Rating:  Summary: Slim but powerful intro to WWII fighting experience Review: By tying together a series of short essays on various incidents in the post D-Day European theatre, Fussell paints a picture of the WWII experience for American fighting boys in all its degradation and horror. His main goal is not to preach pacifism but to counter the popular view that war can be an uplifting or soul-enhancing experience for those who actually do the fighting. Readers interested in this topic should check out Wartime, in which Fussell examines the experience of American infantrymen in WWII in greater detail and with broader themes than found in this short volume.
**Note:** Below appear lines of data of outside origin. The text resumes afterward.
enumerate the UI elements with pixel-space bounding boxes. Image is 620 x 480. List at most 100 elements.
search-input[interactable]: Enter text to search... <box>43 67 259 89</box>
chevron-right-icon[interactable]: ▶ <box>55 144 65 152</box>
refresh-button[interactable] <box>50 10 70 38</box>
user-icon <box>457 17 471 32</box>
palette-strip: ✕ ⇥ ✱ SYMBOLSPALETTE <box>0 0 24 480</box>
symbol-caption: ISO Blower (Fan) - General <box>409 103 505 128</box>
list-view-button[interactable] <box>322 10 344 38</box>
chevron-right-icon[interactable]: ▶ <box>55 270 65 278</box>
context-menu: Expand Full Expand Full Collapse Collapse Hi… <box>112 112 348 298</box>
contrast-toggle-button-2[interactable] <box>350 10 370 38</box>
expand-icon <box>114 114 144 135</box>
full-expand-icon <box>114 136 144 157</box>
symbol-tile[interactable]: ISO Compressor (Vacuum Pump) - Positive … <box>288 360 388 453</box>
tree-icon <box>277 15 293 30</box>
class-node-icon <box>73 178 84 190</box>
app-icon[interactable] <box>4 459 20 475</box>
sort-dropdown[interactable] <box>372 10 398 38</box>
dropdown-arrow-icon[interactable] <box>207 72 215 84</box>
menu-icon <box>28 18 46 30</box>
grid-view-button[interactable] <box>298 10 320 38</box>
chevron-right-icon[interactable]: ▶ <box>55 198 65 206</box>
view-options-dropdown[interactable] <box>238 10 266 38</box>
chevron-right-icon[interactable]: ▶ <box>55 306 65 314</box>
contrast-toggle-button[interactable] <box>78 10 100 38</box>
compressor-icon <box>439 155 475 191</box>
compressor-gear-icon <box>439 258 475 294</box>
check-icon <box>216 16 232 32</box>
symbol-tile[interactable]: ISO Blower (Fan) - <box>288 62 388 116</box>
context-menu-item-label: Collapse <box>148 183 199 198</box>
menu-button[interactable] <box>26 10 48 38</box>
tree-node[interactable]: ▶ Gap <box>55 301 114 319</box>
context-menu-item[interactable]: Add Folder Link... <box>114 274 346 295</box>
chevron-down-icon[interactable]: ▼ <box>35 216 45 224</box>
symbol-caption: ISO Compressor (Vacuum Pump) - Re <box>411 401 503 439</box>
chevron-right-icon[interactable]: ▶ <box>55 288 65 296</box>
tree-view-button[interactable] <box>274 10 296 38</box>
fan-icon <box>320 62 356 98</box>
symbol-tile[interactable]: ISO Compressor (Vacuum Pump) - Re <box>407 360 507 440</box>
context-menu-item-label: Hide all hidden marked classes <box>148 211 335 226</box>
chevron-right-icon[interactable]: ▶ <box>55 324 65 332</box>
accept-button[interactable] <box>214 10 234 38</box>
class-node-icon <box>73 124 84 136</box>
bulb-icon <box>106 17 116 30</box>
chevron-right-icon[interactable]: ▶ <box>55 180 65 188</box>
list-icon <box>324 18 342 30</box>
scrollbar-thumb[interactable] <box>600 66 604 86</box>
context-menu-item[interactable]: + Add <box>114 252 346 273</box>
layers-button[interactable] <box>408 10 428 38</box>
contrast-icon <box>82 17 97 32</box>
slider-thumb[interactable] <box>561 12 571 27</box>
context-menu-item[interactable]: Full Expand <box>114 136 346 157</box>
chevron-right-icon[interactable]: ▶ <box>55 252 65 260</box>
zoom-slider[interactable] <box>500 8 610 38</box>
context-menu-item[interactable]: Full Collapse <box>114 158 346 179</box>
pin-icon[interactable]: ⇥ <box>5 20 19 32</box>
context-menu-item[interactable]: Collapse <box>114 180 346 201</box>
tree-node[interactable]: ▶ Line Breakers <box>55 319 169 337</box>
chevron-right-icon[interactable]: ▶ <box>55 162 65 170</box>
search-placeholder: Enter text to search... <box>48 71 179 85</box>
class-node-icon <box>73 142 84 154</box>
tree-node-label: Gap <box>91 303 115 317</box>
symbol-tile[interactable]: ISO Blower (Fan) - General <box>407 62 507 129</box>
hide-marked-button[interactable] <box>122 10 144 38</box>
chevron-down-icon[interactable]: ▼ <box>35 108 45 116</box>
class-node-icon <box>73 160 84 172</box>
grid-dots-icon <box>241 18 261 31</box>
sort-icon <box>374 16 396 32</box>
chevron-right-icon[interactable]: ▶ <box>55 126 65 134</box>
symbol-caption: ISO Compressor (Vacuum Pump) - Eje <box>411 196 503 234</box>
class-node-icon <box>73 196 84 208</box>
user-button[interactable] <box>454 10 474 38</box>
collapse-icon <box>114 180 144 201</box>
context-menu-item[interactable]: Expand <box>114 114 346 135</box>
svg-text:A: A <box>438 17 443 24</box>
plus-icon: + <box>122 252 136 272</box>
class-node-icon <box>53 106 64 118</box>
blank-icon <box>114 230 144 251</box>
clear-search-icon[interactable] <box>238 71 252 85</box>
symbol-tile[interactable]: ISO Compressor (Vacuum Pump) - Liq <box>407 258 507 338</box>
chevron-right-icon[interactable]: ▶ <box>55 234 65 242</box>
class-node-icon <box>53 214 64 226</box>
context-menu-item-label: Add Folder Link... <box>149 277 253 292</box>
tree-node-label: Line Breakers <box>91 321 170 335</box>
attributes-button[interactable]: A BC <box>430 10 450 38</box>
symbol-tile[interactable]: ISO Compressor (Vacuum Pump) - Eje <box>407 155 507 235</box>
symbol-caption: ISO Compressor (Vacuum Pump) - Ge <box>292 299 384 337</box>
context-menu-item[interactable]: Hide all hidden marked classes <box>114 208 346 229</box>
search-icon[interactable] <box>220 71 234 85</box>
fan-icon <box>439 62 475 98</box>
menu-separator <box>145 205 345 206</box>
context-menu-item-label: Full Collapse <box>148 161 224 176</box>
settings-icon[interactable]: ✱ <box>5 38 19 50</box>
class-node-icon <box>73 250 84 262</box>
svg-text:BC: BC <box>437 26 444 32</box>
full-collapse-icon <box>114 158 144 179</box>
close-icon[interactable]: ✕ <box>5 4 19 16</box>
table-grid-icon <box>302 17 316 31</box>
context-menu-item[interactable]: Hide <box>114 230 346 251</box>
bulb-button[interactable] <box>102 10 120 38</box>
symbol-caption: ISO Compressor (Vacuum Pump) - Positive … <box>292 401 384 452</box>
Rating:  Summary: READ BOY'S CRUSADE WITH THE FOLLOWING CAUTION: Review: D.B.Prell WWII Combat 2nd. Lt. READ BOY'S CRUSADE WITH THE FOLLOWING CAUTION: Up until Paul Fussell wrote "The Boy's Crusade" his work has always been scholarly and well researched. Unfortunately in this, his most recent effort, he has let down his audience. In his effort to "tear away the veil of mythology that so often obscures and sanitizes war's brutal essence" he sometimes presents his opinion as if it were fact, when the actual facts do not support what he has written. Examples include his presentation of COBRA as a " disaster" and a "fiasco." Although the initial air strikes did cause many U.S. servicemen their lives, in the final analysis COBRA save thousands of GI's lives, and cost thousands of German troops their lives. In the view of most military historians COBRA was a major turning point in the war. Then in describing the Battle of the Bulge, Fussell relied on the much-discredited early work of Charles Whiting, instead of using Whiting's later book, in which he corrected most of his earlier misstatements. I wrote Fussell about using Whiting and he replied as follows: Jan 26, '04 Dear D.B.P., I shouldn't have used Whiting at all, I now see. You are good to write, & I send Best wishes, Paul Fussell. But Fussell's disparaging remarks about the men of the 106th Division are still in print, giving a spurious impression of the men who actually have been given credit for making a substantial contribution to delaying Manteuffel's goal of capturing St. Vith (which in turn sealed the fate of the German attack)." Only a reprint of the book will serve to correct what Fussell has written. Taken as a whole, the book does accomplish the author's objective, that of presenting war as it truly is, "with all its intimate horror, death, and sorrow; and as a warning for the future." A shame he was in such a rush to publish that he didn't take the time for a 'second opinion.'
Rating:  Summary: nothing new but beautifully written Review: I have read all of Fussell's work on World War 2, and enjoyed much of it. But I detect a bitterness beneath the elegant prose - honest and refreshing when compared to the likes of Ambrose etc. - but annoying when it leads to generalizations and statements that just don't stand up if one does proper research. There was nothing new in this book - much of it has been far better presented in other books - but as an exquisite, bitter-sweet appetizer, it deserves a star in any Michelin World War 2 guide. Had another writer, say someone who is unknown, written this, it would probably not have been published. Nevertheless, if all you've ever read is ultra-jingoist Ambrose and the strangely PC and weepy Bradley, then this will get your juices flowing. I then suggest reading the first person accounts of veterans that have rightly become classics. There are many, all of them far more revealing than Fussell because they are less academically and stylistcially self-conscious. Try The Medic, A Screaming Eagle, Company Commander, If I Survive. Then Fussell sounds like a whinger, however beautiful his prose style.